In order to run automated tests on your passwordless login functionality, you’ll need to have some kind of email inbox that you can access programmatically. Alternatively you can bypass the email sending part of the process, but this will not give you a true representation of how the functionality works in the real world.

App Store Approval

This is a big one, and one that many developers don’t think about until it’s too late. Apple and Google generally will not enter their email address to test the functionality of your app.
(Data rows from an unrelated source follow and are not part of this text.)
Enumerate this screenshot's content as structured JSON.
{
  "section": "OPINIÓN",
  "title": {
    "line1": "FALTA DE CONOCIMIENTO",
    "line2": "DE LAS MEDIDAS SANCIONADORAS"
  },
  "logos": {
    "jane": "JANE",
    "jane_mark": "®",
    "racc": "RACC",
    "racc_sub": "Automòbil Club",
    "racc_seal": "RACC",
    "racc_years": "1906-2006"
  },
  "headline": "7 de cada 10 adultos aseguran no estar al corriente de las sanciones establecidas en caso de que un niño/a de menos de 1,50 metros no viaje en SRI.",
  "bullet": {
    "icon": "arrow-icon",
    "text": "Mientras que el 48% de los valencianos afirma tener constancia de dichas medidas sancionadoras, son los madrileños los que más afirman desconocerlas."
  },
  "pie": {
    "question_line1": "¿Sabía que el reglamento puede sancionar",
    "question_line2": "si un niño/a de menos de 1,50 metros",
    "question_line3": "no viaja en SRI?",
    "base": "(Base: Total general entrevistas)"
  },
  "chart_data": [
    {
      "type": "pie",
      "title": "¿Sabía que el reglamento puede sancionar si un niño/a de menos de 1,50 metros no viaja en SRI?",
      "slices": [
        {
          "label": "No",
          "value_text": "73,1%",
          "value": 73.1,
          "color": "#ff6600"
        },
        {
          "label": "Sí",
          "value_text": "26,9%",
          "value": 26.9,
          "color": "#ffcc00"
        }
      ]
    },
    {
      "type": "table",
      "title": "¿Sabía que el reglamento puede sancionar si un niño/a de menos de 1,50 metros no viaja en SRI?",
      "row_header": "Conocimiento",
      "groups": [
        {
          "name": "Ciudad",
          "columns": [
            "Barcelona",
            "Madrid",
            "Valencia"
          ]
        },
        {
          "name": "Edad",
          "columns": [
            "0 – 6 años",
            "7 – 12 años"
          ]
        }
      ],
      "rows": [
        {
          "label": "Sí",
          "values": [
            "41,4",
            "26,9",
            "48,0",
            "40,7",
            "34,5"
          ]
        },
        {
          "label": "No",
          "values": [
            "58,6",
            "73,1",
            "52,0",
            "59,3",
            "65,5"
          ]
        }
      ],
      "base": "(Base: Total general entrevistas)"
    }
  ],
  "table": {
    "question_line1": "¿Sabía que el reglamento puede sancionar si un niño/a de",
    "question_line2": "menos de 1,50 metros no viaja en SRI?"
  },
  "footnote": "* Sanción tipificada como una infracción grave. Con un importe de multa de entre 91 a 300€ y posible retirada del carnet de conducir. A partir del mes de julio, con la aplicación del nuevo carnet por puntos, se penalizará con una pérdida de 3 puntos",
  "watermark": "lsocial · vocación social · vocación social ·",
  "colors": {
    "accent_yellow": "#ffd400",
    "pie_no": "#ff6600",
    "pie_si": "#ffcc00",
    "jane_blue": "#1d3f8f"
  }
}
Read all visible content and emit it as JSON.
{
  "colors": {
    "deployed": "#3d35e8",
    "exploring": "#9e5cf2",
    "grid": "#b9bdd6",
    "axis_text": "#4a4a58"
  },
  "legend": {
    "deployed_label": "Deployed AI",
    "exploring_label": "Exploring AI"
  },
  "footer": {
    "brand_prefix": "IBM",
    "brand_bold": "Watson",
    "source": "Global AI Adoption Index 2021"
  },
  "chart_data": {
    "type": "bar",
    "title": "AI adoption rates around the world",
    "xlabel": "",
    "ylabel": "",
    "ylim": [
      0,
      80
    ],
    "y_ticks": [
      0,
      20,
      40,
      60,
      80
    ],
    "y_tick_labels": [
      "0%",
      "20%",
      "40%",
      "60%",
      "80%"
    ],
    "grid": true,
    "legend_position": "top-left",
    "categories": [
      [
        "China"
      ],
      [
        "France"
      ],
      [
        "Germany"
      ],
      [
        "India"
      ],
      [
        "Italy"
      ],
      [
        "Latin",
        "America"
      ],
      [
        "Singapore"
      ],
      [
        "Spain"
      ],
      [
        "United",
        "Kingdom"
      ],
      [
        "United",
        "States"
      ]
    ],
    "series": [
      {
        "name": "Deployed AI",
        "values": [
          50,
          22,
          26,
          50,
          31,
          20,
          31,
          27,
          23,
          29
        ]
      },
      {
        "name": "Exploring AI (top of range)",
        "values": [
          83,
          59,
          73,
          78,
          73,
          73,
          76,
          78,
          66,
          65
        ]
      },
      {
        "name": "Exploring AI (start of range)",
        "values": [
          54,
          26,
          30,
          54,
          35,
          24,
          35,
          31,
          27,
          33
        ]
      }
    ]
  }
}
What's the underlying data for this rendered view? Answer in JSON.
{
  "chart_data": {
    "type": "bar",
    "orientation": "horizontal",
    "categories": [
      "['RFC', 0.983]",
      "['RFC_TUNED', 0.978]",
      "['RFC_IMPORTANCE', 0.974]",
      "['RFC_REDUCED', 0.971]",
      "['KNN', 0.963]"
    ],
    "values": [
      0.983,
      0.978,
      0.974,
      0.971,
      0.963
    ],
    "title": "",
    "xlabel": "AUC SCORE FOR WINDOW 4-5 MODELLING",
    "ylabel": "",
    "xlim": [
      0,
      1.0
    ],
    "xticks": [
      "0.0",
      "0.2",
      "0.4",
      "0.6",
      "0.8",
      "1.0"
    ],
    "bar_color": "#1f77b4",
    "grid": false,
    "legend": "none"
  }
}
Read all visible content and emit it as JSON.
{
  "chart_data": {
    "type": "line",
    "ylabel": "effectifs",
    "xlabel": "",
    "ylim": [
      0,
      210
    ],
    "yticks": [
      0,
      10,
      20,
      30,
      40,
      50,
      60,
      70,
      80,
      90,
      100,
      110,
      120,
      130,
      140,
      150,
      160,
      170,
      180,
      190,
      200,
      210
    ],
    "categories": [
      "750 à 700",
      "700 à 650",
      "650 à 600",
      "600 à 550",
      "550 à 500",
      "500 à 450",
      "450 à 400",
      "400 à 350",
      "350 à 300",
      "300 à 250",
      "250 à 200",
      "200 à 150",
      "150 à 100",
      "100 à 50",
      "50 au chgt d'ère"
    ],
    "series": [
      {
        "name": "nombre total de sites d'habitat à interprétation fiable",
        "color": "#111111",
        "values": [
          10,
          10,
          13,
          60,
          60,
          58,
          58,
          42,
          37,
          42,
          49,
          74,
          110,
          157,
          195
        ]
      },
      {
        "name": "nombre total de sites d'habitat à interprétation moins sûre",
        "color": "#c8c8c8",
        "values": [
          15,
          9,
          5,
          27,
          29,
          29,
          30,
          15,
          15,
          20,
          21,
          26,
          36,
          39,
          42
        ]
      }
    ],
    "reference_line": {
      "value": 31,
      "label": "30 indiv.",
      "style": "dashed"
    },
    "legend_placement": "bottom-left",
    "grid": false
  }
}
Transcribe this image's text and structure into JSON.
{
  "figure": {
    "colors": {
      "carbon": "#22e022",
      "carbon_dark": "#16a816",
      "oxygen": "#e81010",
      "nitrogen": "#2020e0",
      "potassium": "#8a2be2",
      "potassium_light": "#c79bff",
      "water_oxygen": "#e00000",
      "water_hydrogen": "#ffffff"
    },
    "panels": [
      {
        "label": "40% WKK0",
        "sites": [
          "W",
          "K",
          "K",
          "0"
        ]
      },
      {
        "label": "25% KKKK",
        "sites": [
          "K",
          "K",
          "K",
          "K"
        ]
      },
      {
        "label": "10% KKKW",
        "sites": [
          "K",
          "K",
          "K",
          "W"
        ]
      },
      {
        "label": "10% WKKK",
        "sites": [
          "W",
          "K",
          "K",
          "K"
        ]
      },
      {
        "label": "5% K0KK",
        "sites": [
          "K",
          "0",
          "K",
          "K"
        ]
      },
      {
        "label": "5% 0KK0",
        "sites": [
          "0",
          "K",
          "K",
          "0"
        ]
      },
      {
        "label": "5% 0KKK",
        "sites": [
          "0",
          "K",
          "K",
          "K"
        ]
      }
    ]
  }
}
This sounds a bit silly to me, but it’s true.

You’ll need to provide a way for them to test the functionality without entering their email address, which can be difficult to do with passwordless login.

This can lead to your app being rejected from the app store, or having to go through a lengthy approval process to get it approved.

The way to fix this generally goes hand-in-hand with the backup option, as you’ll need to provide a way for users to log in without using the magic link.

Conclusion

While passwordless login can be a great way to reduce friction for users and improve security, there are some downsides that you should be aware of before implementing it in your app or website.

Make sure you understand the issues with link scanning, sender reputation, deep linking, and testing before you start building your passwordless login functionality.

Significant callouts are to ensure you establish a good sender reputation well before your “go-live” date, and to have a backup option in place for users who can’t or don’t want to use the magic link.